“Here,” she says as she hands me a bunch of napkins before disappearing. Before I think she's not going to come back, she returns with a small ice pack she places on my hand. “For the pain.”
I stop myself from laughing at how ironic her saying that to me, of all people, is. Instead, I take a deep breath.
Her hand lingers against my skin for a beat too long, but neither of us mentions it. She doesn't note how she used to brush her hand against mine in a silent plea to hold hands—because she would never outright ask. I don’t mention how good it feels to have her touch against my skin again.
“Thanks,” is all I say.
She opens her mouth to say something but then stops herself, looking at the four cups she has before speaking again.
“I should get these to the girls.”
“Do you want any help?”
She shakes her head. “No, I’ve got it. Just ice your hand and be more careful next time.”
Be more careful with the coffee or with being in your orbit, Amelia? Which one do you mean, because I know I’ll never get an answer from you?
“I will.”
As I watch her walk away, I realize the place I have to start.
I need an answer. An explanation. I need anything Amelia will give me as to why she did what she did, because I don’t think I’ll ever move on or figure out anything else without that.
It’s going to hurt, I know it will. If the hurt is what I need to move to a new phase of my life away from Amelia, though, I’ll do anything, even damage my own mental health, to pry an answer out of her as to why she broke my heart and never looked back.
18
Luna Moth by Maya Hawke
Irubmyfeetinto the sand as I watch my friends run around the beach, and for some reason, all I can think about is my family.
The last time I saw them was right before I left for England, and like my friends, I didn't keep in contact.
The last thing my mother told me was that I’m destined to be alone. Those words have stayed with me over the years. Sure, I wasn't the most forthcoming child, and I didn't really tell my parents much of anything. I kept to myself of my own accord, and I don’t regret that. They barely knew my friends, and any interaction we had back then was awkward at best. I could always hear it—the disappointment in theirvoices when we interacted. I wasn't who they wanted me to be, and they didn't like who I became on my own.
Not only did I disappoint them by not going to medical school or getting a good job like my brother did, but I followed my dreams. I knew they would see my path as a waste of time, which is why I didn't bother telling them when I changed my major. I knew there would be a conversation coming that I didn't want to have. Instead of that, I got a passive-aggressive text, and that was the end of it. We never spoke of it again, even when I graduated.
That’s kind of how my relationship with my parents has been my whole life. We don’t really talk about anything. Whenever I was struggling, all I was told to do was try harder. Never mind the fact that I already felt like I was trying ten times harder than everyone else to do the simplest of things.

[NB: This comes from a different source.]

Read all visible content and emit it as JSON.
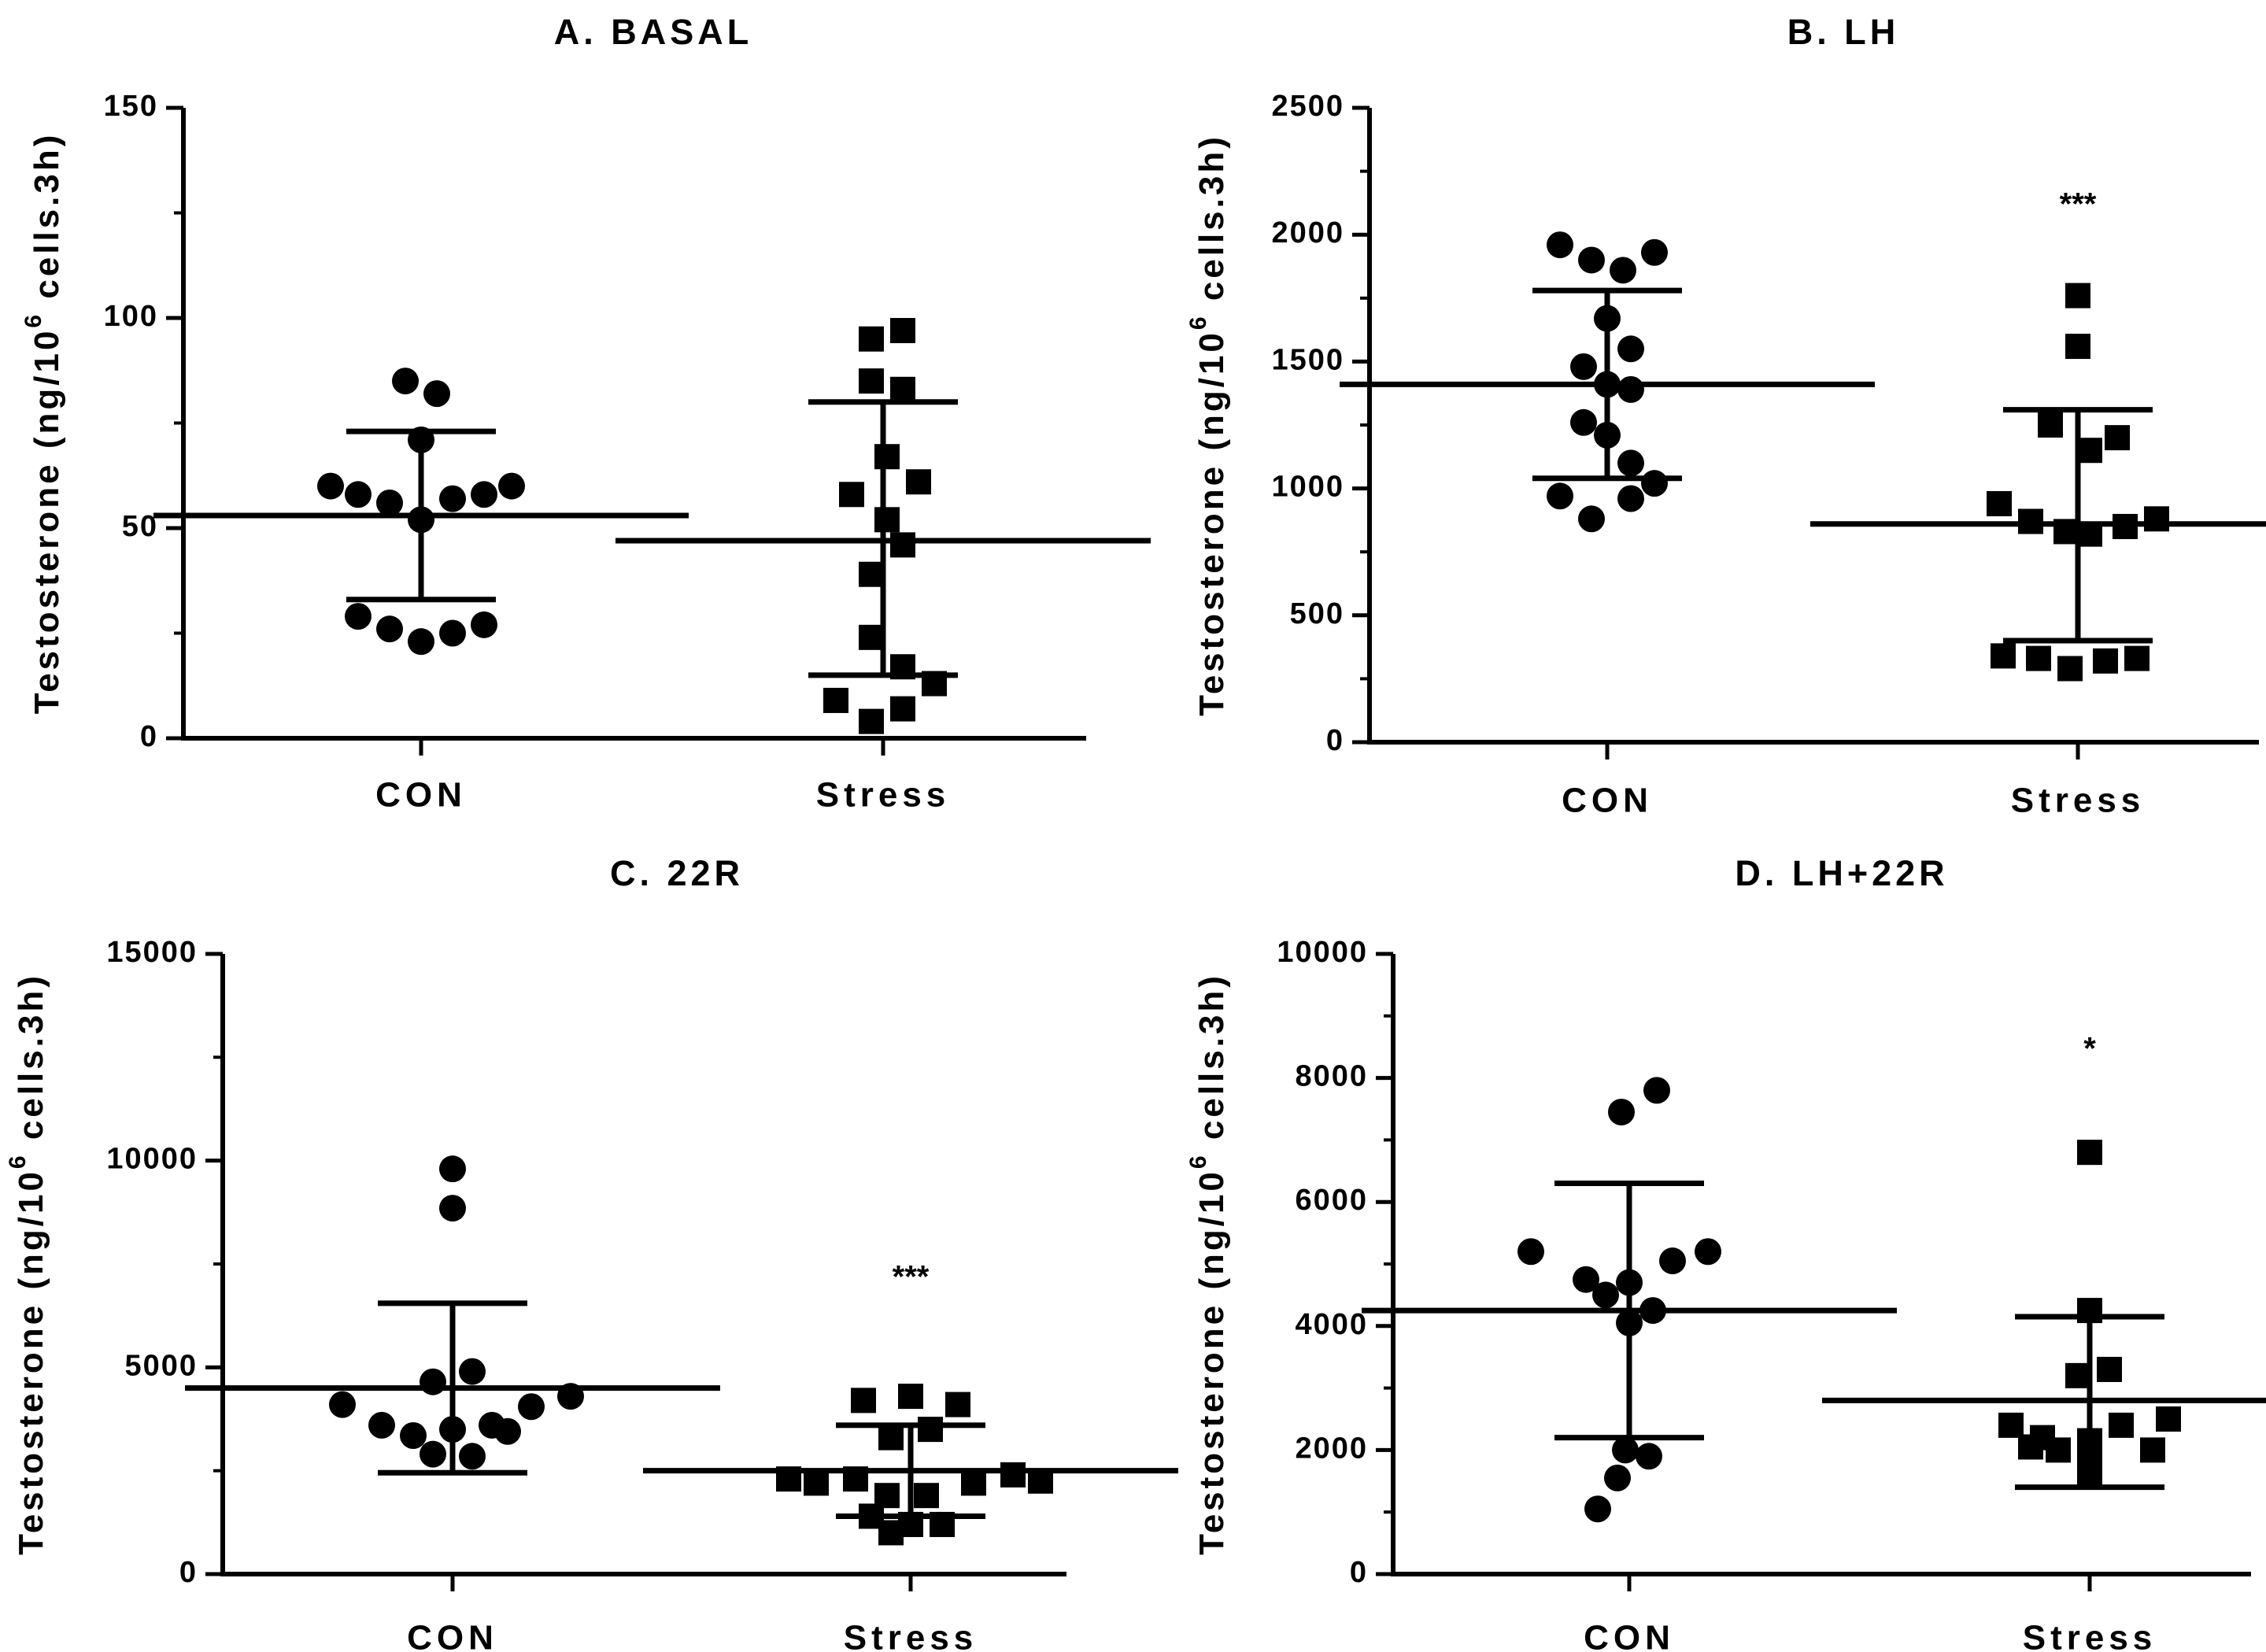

That would always happen when I was younger, too. When my parents were mad at me for whatever reason, none of us would talk about it, and then a few days later, a new notebook would show up on my bed, or something they thought would cheer me up. Life would continue as if nothing had ever happened, and nobody would ever bring anything up.
Therapy has been helping me rewire my brain to actually talk about things, and since being medicated, my thoughts have become less scrambled and all over the place. I block out time specifically on my planner for things I need to do, and they actually get done. Lists with things I can check off is the greatest adjustment I’ve made for my brain to actually have motivation to do certain tasks. I’ve done all this work on my own, and part of me wants to mend my relationship with them at some point like I have with the girls.
I want them to be able to understand my brain. I want to be the family I wished we were when I was younger, but we all have to be willing, andI don’t know if they’ll feel how I do.
I know I’m a disappointment to them, but I still can’t help but wonder if they’re proud of me. I can’t help but wonder what they would say if they saw me now. I’m older. I look a little different. I finally found my own sense of style. I’m basically a grown adult—a real one, not just a kid pretending to be one.
I wonder if I tried to repair my relationship with them, if it would be of any use. Would they actually sit down and listen to what I have to say? Would they be willing to hear me speak, or would they do that thing a lot of adults do and assume I’m naïve because I’m young and the world hasn't jaded me yet?
I don’t know how to tell people who think that way that your experiences are what shape you—age doesn't really matter. I’ve grown so much in the past two years. I want them to be able to see me for who I am now. I want them to be proud of what I’ve become, despite them not believing in me.
“Amelia!” Grant shouts from across the sand. “Do you want to be on my team for cornhole?”
I come back to reality, digging my hands into the sand to ground myself. “Sure! I’m not the best at cornhole, though. Are you sure you don’t want Leo to be your partner?”
“Oliver is about to teach him how to surf. Well, attempt to teach him.” Grant smiles. “He’s not a great teacher, but Hads is out there too. I don’t care if you’re good or not; all we have to do is win.”
“Who are we playing against?” I ask as I get up.